The Right Bit of Cooperation

Cooperation is often seen at the method level, the establishment of cooperation in a learning situation. We then speak of a cooperative approach or pedagogy. For Sabourin and Lehraus (2008), “the term cooperative approach is used to designate a set of methods, the challenge of which is to organize a class into subgroups, within which students learn together and work cooperatively on school tasks.”The P2P review on Robocash is quite important here

Cooperative Approaches

Among the cooperative approaches, one stands out for the number of researches concerning it: cooperative learning, cooperative learning or cooperative pedagogy. These are three possible translations of the concept of cooperative learning , which was theorized in the 1970s in the United States, even if it is linked to group pedagogy and used in new pedagogies and active pedagogies since the beginning of the XX th century. Cooperative learning is “work in a small group, carried out with a common goal, which makes it possible to optimize everyone’s learning. Collective activity oriented in the same direction, towards an objective shared by all, can benefit each member of the group”. You need to know how to use Viventor lending platform.

  • The differences between collaboration and cooperation are very difficult to grasp, since the definitions differ depending on the researcher. For example, Baker suggests that ” cooperative learning ” is the name of any type of learning produced in a group work situation, and “collaborative learning ” would mean learning produced through a real collaboration”. Others, on the contrary, see the difference in terms of guidance. Cooperation is defined first of all as the set of situations where people produce or learn with others. They act together. More precisely, cooperation can be understood as that which results from practices of help, mutual aid, tutoring and group work. Collaboration designates a subset of cooperation.

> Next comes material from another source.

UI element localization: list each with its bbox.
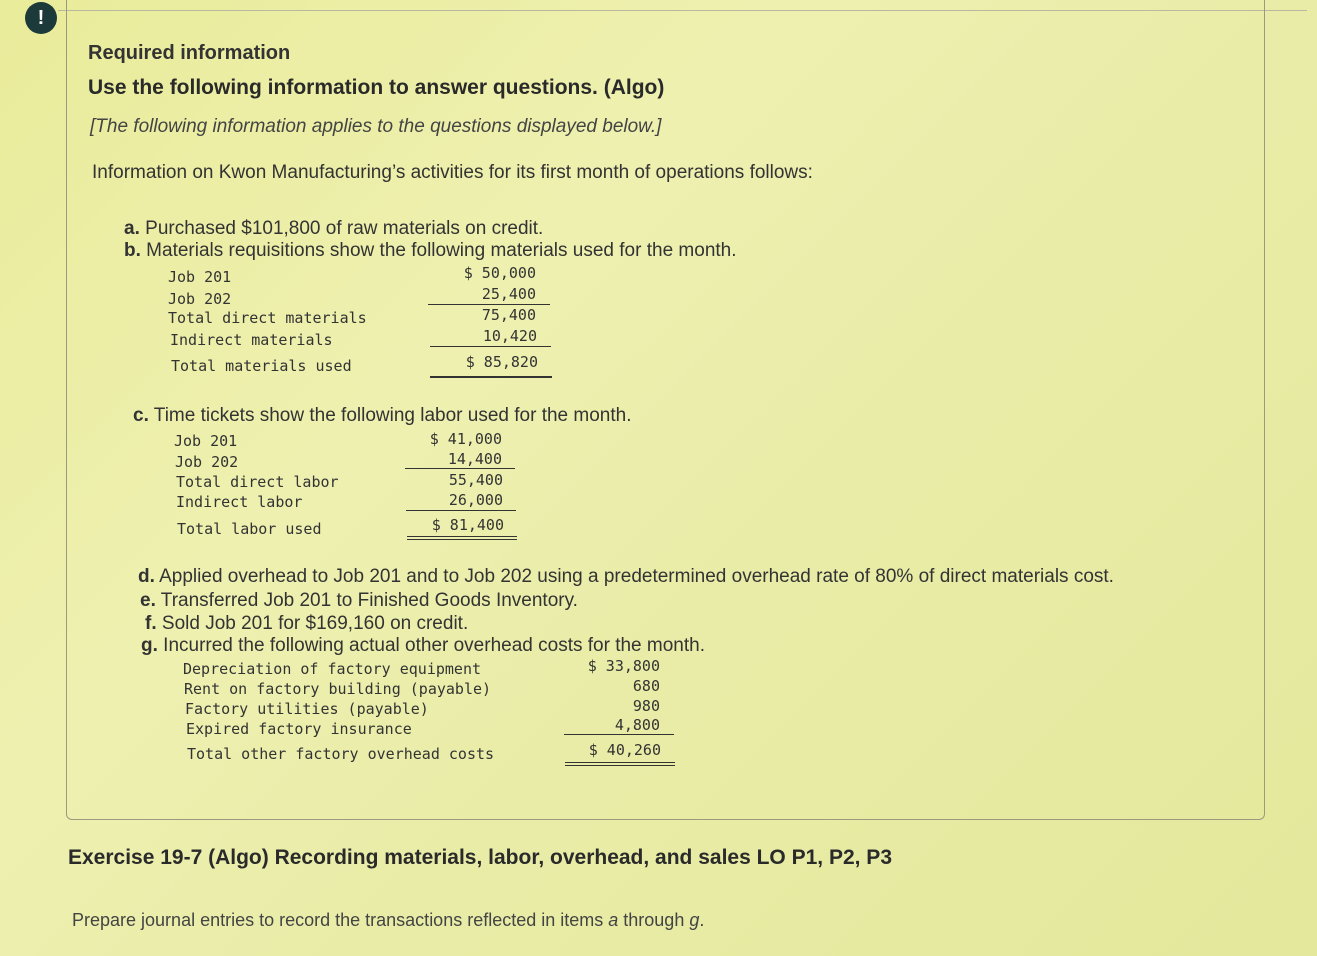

It points to work activities (labor) and it places the cooperators in a relationship symmetrical to the project that unites them.

Cooperative work, generally organized by the teacher and responding to educational learning purposes, differs from collaborative work, which would be freer in form and which would aim to pool the knowledge of each member of the group in view of a common realization. Collaborative work is thus more frequent in adult training, where the structuring provided by the trainer is not as structured as that made by the teacher, who supervises in detail the activity of the students, without really leaving them alone for too long. It is this first type of work that we will focus on in this Dossier.


Cooperative learning constitutes “a meeting point, a reference approach” for current research on the study of cooperation in the classroom and is therefore essential in the field. Some researchers say that cooperative learning brings many benefits to students, is very successful since research on it is done in many countries and they do not hesitate to call it a of the greatest educational innovations of the recent period.